El Che regresa a Rosario, su ciudad natal. Lo hace con todos los honores, envuelto en música, paz, alegría.
Ernesto Guevara hubiese cumplido ayer ochenta años. Por eso sus paisanos argentinos le cantaron el "Cumpleaños feliz". Todos sonríen alrededor de su estatua, enorme y negra, de cuatro metros de altura. El peso de su historia es aún mayor, pero también negro y enorme.
El Che, el auténtico Che Guevara, se refleja en estas palabras aterradoras “El odio es un elemento de la lucha, un odio implacable hacia el enemigo, un odio que impulsa al hombre más allá de las limitaciones y lo transforma en una máquina de matar efectiva, violenta, seductora y fría. Así deben ser nuestros soldados. Sin odio no hay libertad”. Lo dijo, sin titubear, en el apocalíptico Mensaje a los pueblos del mundo, durante la Conferencia Tricontinental de La Habana de 1967.

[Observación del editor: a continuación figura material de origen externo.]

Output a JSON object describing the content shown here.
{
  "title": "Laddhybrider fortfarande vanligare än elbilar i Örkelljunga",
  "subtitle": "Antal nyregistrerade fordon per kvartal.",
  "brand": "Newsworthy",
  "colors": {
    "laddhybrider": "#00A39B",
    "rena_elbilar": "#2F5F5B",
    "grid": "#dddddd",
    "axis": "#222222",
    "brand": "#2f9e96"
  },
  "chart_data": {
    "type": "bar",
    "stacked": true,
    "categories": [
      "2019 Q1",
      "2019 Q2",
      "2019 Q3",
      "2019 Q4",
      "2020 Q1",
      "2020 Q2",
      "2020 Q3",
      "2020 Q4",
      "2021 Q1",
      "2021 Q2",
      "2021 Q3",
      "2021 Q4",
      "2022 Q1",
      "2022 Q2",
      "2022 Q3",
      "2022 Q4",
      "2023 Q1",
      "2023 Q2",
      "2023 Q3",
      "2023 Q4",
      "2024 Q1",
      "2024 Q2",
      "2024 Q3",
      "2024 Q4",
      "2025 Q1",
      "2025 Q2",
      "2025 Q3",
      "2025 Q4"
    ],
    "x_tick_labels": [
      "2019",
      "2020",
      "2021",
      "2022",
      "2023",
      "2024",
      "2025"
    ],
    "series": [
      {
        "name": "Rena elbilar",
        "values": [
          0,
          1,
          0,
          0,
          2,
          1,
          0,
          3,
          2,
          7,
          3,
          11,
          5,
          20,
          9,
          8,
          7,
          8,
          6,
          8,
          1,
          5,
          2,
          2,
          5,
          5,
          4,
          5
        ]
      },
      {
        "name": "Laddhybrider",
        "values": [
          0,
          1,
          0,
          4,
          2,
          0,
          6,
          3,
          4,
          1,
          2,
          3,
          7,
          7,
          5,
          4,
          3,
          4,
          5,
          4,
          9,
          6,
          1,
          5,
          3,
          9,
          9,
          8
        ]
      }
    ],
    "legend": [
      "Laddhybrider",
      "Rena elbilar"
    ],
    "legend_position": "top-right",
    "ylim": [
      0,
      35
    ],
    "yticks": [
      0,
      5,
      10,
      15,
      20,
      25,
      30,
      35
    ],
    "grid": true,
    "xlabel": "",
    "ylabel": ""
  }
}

Desde entonces, miles de hombres han muerto y matado impulsados por el Che y su ideología asesina. En Cuba, en el Congo, en Bolivia. En Belfast, en Bogotá, en Madrid. Sus hijos fueron las Brigadas Rojas italianas, los Tupamaros, los Montoneros, el MIR chileno, los comandos palestinos de George Habash, los Grupos Comandos en México, los Macheteros de Puerto Rico, la Organización para la Liberación de Palestina (OLP), el Comando Budiá, el Frente de Liberación de Carlos Semprún, las FARC colombianas, ETA y los GRAPO en España, el FSLN nicaragüense. Y otros, muchos otros. Sin parar, sin dudar, sin rectificar.
Por eso me resulta doloroso ver la imagen del Che rodeado de jóvenes y ancianos que sonríen, mientras los políticos aplauden y una parte del mundo se felicita.

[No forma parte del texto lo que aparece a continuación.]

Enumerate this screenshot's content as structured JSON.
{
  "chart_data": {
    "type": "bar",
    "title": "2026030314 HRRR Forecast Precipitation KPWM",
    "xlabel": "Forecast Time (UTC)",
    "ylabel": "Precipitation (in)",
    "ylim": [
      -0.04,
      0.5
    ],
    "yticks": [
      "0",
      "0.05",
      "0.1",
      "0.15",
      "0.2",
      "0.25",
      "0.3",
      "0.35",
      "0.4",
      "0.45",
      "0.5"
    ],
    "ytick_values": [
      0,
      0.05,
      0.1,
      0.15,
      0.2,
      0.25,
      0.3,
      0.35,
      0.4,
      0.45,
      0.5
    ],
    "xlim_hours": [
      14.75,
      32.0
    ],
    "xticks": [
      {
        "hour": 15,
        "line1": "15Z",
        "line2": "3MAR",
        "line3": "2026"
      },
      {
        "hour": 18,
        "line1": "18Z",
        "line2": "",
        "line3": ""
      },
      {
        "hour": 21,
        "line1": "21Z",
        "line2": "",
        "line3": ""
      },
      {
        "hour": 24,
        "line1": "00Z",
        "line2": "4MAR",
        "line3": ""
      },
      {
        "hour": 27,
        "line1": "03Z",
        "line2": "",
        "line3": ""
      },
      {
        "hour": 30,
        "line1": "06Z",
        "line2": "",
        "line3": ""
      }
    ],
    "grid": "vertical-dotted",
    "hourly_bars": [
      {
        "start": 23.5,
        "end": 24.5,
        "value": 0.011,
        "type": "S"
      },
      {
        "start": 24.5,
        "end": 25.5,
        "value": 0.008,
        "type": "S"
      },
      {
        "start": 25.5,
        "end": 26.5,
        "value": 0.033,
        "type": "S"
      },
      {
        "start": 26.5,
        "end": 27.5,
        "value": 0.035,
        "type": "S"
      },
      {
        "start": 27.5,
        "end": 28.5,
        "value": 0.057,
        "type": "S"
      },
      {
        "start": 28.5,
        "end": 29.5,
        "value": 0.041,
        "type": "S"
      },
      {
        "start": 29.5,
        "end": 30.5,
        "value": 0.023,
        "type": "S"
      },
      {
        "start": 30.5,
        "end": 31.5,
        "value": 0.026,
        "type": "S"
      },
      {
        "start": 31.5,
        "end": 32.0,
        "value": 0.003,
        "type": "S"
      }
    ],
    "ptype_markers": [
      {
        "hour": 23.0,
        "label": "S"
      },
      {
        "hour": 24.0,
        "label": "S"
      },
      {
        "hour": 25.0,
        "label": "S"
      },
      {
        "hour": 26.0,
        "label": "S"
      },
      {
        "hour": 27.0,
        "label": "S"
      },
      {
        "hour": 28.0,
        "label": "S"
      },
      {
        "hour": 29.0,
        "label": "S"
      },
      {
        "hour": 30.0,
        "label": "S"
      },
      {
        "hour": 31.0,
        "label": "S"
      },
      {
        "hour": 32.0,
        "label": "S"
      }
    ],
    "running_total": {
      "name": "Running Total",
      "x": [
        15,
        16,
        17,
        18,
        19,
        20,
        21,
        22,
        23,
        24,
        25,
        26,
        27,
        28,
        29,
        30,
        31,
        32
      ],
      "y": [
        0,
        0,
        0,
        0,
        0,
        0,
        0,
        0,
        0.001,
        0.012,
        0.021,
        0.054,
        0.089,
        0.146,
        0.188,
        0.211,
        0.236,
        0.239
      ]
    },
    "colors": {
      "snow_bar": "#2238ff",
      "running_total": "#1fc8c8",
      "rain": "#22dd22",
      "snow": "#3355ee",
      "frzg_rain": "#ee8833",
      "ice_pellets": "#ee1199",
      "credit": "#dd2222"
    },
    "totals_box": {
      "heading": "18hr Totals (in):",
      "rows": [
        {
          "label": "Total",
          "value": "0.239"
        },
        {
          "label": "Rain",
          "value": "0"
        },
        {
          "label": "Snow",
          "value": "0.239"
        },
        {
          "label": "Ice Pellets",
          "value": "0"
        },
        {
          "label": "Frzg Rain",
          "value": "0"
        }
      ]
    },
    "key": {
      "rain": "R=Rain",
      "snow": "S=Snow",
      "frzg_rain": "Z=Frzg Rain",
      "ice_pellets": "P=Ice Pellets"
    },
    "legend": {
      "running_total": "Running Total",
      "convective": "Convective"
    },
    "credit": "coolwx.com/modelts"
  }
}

Por eso mi alma llora al leer las palabras de monseñor Carlos Manuel de Céspedes en Granma, periódico oficial de la dictadura. Dice el vicario de La Habana "Casi todo en el Che debería ser contemplado a la luz de su opción coherente y radical por los pobres; de su pasión por lo que solemos llamar "justicia social". Tan coherente y radical, tan acerina fue su pasión, que lo llevó a la ofrenda de su propia vida. Y cuando un hombre entero llega a esos extremos, las discrepancias con él adquieren otro tono, pues tal hombre merece, no solo respeto, sino también admiración entrañable. "

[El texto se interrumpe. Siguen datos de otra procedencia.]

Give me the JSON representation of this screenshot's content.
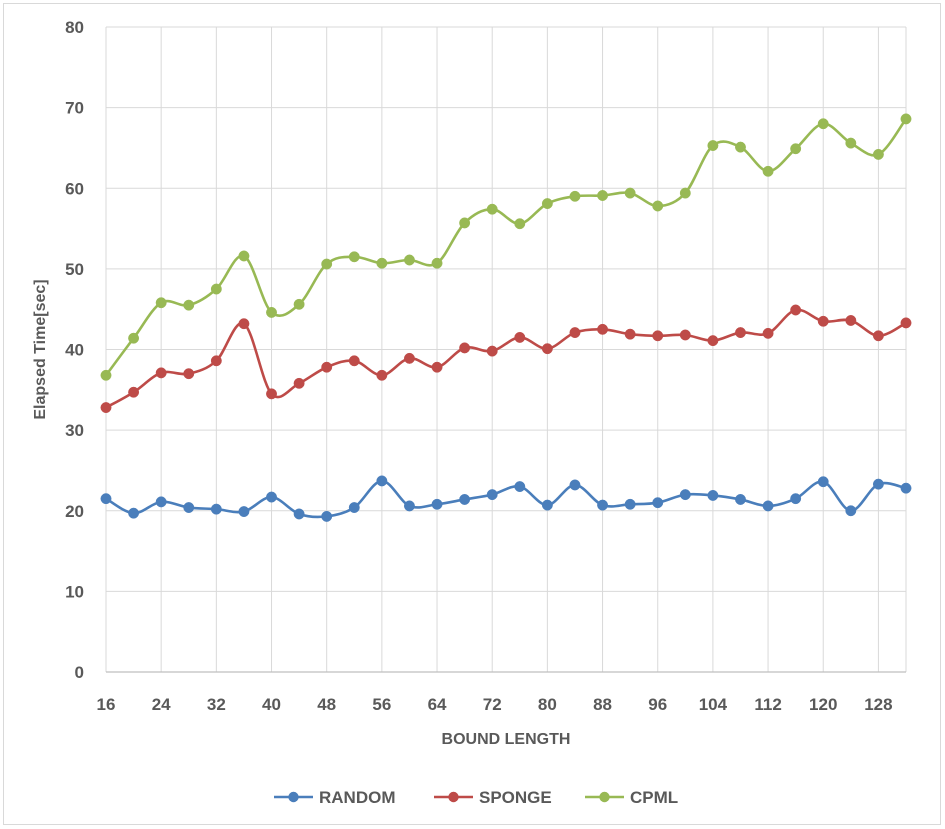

Admiración entrañable. Yo lo llamaría Síndrome de Estocolmo, ese estado psicológico que desarrolla la víctima de un secuestro y que le lleva a identificarse con el secuestrador e, incluso, a defenderlo. Podría calificarlo de ignominia, traición o, simplemente, vergüenza. Vergüenza ajena y propia. Ya lo harán otros. Yo me quedo con el ejemplo y la vida del arzobispo Pérez Serantes, con la de monseñor Meurice y la de miles de católicos cubanos que fueron fusilados, torturados o exiliados. También me quedo con el consejo evangélico "¡Ay! del que escandalizare a uno de estos pequeñuelos. Más le valdría atarse una rueda de molino al cuello y arrojarse al mar".
Quizá, bien pensado, la estatua del Che -puesta por los incautos en lo más alto- sea el mejor resumen de la vida de Ernesto Guevara de la Serna: plomo y dureza inhumana que terminan en un recuerdo inútil.